In the audio drama Oh No It Isn't! by Paul Cornell, Wolsey was portrayed by Nicholas Courtney — the actor better known for his role as Brigadier Lethbridge-Stewart. (The cat acquired the power of speech for part of the story.)
The version of the Doctor seen in the Past Doctor Adventures novel The Infinity Doctors by Lance Parkin had a cat named Wyclif, a reference to the New Adventures' Wolsey by way of reforming theologian John Wycliffe.
[edit] X
[edit] Y
[edit] Z
[edit] Zog
Zog, an alien slave, appeared in the stage play Doctor Who - The Ultimate Adventure, written by Terrance Dicks.

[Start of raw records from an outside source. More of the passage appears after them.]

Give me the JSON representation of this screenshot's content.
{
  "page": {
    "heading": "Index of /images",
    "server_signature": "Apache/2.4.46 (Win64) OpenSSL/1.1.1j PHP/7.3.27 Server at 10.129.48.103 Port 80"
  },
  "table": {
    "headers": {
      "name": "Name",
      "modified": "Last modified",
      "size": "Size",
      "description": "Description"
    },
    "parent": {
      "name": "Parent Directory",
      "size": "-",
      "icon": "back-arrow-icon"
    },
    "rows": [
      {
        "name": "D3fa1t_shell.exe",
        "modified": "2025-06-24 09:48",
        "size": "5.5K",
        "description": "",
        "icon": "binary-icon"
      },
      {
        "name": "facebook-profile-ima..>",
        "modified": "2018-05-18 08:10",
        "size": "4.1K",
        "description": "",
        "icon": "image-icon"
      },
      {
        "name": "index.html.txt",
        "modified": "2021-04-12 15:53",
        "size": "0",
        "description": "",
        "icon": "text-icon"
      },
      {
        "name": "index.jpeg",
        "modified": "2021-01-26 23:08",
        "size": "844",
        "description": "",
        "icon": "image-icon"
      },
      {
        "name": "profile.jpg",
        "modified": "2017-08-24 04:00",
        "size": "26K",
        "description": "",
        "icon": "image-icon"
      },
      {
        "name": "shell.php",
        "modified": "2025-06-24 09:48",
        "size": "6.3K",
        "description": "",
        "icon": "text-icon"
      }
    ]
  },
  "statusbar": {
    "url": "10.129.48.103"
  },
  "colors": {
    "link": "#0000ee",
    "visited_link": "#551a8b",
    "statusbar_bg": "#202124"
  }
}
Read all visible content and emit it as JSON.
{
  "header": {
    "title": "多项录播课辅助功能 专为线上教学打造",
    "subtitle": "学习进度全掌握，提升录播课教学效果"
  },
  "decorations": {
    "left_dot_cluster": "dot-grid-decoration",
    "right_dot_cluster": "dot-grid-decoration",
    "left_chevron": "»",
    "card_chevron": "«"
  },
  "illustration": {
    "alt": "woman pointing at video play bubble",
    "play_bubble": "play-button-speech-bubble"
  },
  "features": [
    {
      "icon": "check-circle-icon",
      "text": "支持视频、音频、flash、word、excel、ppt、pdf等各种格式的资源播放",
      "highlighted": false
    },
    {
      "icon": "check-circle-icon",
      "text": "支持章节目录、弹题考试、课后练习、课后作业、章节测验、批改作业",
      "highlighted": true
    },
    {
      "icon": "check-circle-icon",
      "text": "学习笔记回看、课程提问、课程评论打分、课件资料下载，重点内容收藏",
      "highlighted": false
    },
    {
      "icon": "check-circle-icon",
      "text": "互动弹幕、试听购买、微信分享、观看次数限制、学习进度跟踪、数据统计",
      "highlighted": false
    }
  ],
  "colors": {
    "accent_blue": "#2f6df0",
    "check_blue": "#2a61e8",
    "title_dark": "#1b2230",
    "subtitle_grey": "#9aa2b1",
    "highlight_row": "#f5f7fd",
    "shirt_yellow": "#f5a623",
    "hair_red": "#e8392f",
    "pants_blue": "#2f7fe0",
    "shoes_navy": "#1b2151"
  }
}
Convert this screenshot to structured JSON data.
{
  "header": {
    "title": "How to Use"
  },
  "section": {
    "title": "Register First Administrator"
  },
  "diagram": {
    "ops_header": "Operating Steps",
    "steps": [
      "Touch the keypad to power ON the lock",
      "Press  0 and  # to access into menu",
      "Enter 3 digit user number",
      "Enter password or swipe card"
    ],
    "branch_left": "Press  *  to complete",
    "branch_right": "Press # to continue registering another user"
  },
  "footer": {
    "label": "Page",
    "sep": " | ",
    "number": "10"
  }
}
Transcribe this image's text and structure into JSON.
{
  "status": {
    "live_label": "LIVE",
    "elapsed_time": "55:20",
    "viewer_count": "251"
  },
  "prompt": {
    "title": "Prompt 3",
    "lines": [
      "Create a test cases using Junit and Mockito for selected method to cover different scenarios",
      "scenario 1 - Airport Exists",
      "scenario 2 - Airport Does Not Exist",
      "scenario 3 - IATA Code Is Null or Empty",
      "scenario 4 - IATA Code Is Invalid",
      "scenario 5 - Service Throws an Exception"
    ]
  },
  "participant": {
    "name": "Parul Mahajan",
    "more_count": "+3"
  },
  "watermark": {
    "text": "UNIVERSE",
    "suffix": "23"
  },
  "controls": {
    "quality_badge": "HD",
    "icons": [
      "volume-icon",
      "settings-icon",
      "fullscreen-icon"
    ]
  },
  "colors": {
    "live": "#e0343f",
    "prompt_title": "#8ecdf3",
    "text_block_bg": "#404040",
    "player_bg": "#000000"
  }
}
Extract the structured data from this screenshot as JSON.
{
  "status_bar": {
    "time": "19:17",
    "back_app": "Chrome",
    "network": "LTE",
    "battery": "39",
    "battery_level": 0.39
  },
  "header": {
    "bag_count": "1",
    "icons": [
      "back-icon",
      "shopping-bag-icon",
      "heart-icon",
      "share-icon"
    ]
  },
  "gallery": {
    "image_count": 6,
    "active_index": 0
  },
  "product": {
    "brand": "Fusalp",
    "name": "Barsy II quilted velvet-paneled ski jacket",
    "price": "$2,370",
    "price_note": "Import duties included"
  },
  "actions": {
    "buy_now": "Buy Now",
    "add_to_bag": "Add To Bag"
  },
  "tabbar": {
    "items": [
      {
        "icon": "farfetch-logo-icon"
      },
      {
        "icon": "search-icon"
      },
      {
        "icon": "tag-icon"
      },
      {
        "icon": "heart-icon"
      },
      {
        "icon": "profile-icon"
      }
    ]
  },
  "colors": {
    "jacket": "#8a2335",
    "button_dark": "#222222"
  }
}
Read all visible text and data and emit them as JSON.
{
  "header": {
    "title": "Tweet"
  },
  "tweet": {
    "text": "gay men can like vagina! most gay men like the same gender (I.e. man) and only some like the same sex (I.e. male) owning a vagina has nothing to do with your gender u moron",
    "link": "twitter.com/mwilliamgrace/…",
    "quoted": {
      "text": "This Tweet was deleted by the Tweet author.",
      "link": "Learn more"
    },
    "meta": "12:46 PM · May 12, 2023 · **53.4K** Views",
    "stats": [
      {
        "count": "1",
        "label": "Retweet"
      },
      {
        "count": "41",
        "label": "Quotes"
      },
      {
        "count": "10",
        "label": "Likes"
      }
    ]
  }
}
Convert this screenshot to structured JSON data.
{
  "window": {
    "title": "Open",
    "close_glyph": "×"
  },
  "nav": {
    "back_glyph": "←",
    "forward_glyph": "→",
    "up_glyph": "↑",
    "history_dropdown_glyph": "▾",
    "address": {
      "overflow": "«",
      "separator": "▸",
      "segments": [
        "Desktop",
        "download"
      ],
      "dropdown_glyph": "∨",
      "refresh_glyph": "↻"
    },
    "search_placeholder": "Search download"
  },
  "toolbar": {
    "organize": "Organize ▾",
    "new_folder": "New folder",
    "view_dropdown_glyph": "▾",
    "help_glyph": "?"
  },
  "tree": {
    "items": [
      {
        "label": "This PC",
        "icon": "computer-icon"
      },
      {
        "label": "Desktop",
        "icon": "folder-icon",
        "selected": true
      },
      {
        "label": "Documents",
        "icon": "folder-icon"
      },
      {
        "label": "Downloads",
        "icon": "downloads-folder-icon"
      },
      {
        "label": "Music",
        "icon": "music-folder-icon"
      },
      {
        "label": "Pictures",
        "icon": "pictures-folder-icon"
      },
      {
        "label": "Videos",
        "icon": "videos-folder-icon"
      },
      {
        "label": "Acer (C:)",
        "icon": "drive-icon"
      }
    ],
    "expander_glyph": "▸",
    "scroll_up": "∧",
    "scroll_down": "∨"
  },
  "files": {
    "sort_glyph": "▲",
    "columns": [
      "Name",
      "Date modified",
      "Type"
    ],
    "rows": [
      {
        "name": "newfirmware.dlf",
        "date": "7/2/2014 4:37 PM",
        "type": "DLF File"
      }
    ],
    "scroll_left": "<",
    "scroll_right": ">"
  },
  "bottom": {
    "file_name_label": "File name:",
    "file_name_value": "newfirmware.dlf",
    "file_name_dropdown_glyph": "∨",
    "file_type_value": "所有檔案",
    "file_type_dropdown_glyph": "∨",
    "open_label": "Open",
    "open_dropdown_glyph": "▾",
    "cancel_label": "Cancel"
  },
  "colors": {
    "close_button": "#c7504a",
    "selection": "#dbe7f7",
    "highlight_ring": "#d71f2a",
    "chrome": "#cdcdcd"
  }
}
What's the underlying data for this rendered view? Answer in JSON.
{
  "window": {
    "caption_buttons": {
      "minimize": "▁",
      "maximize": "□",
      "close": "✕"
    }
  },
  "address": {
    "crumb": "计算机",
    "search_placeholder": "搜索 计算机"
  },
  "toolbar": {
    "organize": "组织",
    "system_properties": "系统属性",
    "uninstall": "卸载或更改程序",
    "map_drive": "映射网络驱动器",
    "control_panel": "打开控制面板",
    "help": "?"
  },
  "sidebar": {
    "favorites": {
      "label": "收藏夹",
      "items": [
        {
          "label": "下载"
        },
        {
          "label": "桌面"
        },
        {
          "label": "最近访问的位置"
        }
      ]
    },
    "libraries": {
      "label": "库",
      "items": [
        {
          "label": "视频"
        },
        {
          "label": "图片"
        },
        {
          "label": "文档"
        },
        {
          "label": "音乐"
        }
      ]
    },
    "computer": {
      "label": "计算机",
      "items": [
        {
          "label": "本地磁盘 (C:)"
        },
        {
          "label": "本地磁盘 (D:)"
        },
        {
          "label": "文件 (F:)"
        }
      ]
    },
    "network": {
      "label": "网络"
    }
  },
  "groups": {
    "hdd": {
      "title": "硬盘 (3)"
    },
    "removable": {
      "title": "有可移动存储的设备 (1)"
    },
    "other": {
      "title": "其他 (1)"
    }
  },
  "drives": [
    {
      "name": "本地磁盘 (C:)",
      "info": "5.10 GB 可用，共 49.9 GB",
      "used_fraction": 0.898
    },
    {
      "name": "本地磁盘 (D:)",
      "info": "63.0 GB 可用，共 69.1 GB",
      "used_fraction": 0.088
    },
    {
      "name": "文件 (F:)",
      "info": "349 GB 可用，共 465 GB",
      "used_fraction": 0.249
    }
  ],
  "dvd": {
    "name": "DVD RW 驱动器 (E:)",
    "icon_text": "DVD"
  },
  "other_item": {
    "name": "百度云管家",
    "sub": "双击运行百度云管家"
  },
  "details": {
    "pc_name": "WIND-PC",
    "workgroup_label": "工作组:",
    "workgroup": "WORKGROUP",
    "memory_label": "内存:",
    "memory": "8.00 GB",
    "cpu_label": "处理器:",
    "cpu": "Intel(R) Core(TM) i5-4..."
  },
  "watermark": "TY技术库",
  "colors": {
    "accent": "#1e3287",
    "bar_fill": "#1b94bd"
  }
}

Zog was a slave who served at the Bar Galactica run by Madame Delilah. When the Doctor, Jason and Crystal arrived, they found Karl and his mercenaries there waiting for them. Crystal formed a friendship with Zog and the three took Zog with them when they fled the bar. Zog continued to travel with the Doctor, Jason and Crystal at the end of the play. In the short story Face Value by Steve Lyons, published in Short Trips and Sidesteps, it is revealed that Zog is an Aldeberian tyrant, and unbeknownst to this travelling companions is planning to enslave the universe. Zog also appeared alongside assorted monsters in the 1993 charity special Dimensions in Time.